— Нет. Нет. Мне никуда не пора. Мальчики… господа, не бросайте меня, мне страшно. Муж у меня в рейсе, никто меня не ждет. Пожалуйста, ну пожалуйста, можно я с вами?
Теперь мужчины переглянулись уже с улыбкой.
'Что значит — женское чутье: чувствует она, что ли, что морок на ней висит?..
И как его теперь снимать? Кто из нас себя этим обнаруживать будет, а?'
— Да мы будем просто счастливы пьянствовать, осененные такой безупречной красотой. Предлагаю переместиться в…
- 'Денежки медовые'!
— Да ну, Света, только не туда, там всегда накурено, а мы с Филом некурящие.
- 'Денежки'? Слышал, но не бывал… И не тянет, откровенно говоря.
— А я бывала. В 'Денежках' прикольненько и относительно недорого. А еще мне такие чудеса рассказывали, не знаю, врут, или правду говорят… Там несколько лет назад…
— Нет, я предлагаю в 'Еруслан' на Петроградской, на Большом проспекте. Маленькое кафе без вывески, пару лет назад в нем повар сменился, и блюда почему-то стали очень вкусные. И недорого. Судачок запеченный, мясо по-французски…
— "Еруслан", так "Еруслан". Для начала сойдет. Да, Света?…
— Я согласная. — Света прижала к груди согнутую в локте руку, хихикнула и махнула одной ладонью, уверенная, видимо, что эта ужимка добавит ей привлекательности и шарма. — Уй, что-то я так есть захотела! От переживаний. Ой, а как же быть? У меня же диета.
— Диета подождет более удобного случая.
— Диета! Диета — это кратковременная попытка жить долго, невкусно и по чужим рецептам. Тебе оно надо? Чур, теперь я за машину плачу, надеюсь, что при окончательном расчете бескорыстие и широта души мне зачтутся.

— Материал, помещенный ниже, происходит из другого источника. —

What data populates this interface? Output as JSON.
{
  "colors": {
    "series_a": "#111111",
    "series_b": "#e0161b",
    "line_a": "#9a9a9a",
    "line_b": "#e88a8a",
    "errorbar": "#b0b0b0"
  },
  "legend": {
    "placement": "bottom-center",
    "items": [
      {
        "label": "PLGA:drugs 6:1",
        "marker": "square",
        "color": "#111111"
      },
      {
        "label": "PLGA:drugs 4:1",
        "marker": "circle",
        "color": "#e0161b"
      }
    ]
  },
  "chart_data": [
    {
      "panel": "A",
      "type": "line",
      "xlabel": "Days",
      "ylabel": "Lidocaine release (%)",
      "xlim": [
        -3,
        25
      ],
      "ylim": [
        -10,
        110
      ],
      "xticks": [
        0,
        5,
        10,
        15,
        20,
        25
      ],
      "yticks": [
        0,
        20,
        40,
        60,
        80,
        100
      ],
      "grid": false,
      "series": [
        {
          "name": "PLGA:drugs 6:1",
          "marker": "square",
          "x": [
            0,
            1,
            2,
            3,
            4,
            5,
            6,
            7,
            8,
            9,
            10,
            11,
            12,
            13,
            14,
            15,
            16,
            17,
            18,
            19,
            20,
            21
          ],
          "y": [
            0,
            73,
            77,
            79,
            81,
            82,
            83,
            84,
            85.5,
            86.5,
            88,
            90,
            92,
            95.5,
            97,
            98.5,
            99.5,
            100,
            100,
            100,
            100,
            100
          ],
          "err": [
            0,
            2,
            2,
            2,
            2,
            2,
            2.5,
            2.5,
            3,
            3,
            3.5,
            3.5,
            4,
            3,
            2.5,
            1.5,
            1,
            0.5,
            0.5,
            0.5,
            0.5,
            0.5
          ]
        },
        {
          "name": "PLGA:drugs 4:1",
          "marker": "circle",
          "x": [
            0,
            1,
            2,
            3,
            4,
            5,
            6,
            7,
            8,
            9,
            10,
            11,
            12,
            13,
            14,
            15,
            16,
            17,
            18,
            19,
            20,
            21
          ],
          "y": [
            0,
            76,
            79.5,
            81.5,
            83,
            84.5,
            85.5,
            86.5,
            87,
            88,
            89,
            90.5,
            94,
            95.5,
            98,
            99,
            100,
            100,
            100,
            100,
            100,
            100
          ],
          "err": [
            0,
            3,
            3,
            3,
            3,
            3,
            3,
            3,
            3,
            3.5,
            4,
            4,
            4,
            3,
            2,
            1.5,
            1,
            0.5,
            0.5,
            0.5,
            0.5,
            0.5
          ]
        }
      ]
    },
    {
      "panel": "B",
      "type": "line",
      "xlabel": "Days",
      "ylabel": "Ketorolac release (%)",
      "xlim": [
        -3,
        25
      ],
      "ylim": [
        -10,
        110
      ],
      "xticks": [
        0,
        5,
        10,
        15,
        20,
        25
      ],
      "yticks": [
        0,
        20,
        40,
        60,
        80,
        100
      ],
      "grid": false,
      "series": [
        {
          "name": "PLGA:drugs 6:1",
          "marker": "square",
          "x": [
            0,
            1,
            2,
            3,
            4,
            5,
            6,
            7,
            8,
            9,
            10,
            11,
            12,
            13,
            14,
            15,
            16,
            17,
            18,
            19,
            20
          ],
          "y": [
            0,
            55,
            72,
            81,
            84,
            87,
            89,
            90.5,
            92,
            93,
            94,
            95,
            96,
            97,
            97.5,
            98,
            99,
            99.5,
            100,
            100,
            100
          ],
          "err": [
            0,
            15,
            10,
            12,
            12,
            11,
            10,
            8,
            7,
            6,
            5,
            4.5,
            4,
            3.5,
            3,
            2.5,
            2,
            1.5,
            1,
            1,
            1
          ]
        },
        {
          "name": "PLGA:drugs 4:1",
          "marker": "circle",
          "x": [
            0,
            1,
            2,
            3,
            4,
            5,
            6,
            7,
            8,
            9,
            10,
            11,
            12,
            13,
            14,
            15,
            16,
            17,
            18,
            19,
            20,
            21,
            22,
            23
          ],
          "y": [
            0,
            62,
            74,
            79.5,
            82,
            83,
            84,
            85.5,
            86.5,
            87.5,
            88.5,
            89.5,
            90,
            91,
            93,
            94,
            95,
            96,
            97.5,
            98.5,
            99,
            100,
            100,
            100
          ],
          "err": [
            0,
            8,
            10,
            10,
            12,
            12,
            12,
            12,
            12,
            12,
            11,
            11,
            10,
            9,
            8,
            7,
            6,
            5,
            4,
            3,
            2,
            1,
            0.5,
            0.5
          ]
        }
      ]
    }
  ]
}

— Снова ты? Респект! Место столоначальника на глазах совершенствует твои личностные качества, я бы прямо сказал — шлифует! Обязательно зачтутся, и я похлопочу, чтобы даже с процентами, великодушнейший из паладинов фондового рынка… Тогда ты опять впереди, а мы со Светой — марьяжными пассажирами!
— Ты, вероятно, хотел сказать вальяжными?
— И вальяжными, и марьяжными.
Х`эх! В 'Еруслан', да?… 'Да, либо у Фили с конспирацией хорошо, либо у меня чересчур плохо' — подумал Велимир… — 'Либо наоборот.' Он бывал пару раз в этой кафешке и, пожалуй, понимал привлекательность ее для деятелей типа непростых, очень непростых, типа Филарета. Если смотреть из окон кафешки почти в перпендикулярную даль, самую чуточку скошенную, а до этого снести к чертовой матери все деревья, дома и иные строения, чтобы они взгляду не препятствовали, то обладающий определенными способностями чувак легко рассмотрит зарево, показывающее место, откуда бьют чудовищные — силы-не-силы, энергии-не-энергии — возможности, да возможности, которыми опять же, способен воспользоваться далеко не каждый… человек. Да, именно человек, ибо трудно жить и действовать в человеческом мире и в человеческом обличье, но не ощущать себя человеком. Трудно и глупо. И кафе стоит на одной из — магистралей-не-магистралей — да хоть трубопроводом ее назови, это не важно ничуть, — которая магистраль расходится от заветного места и несет на себе некий даровой заряд… вот этой самой фигни.
Еще точнее, прямо на этой магистрали, в десяти метрах рядом, была другая забегаловка, 'Мамочкины салатцы', но ее уж нет на белом свете.
Водила попался опытный и знающий, он отмахнулся от советов Велимира, только уточнил пункт назначения и ровно через двенадцать минут окончательно нажал на тормоз.
— Сейчас… сдачу!
— Брось. Возьми всю стоху, командир, празднуем ныне. — Шофер согласно кивнул головой, буркнул счастливое пожелание, и через десять секунд только облачко смога напоминало, что здесь вот только что дребезжала старая черная "Волга"… Такой и сдачу отдал — не дрогнул бы, не матюгнулся бы в спину…
- 'Празднуем нонче' — хорошо сказано, Фил, по-нашему, по-крестьянски. А на чай даешь — словно графских кровей насосался, величаво.
— Спасибо за похвалы. Но и ты, Велимир Леонидович, не из лапотных крестьян уезда Терпигорева: учтивая речь, княжеская осанка.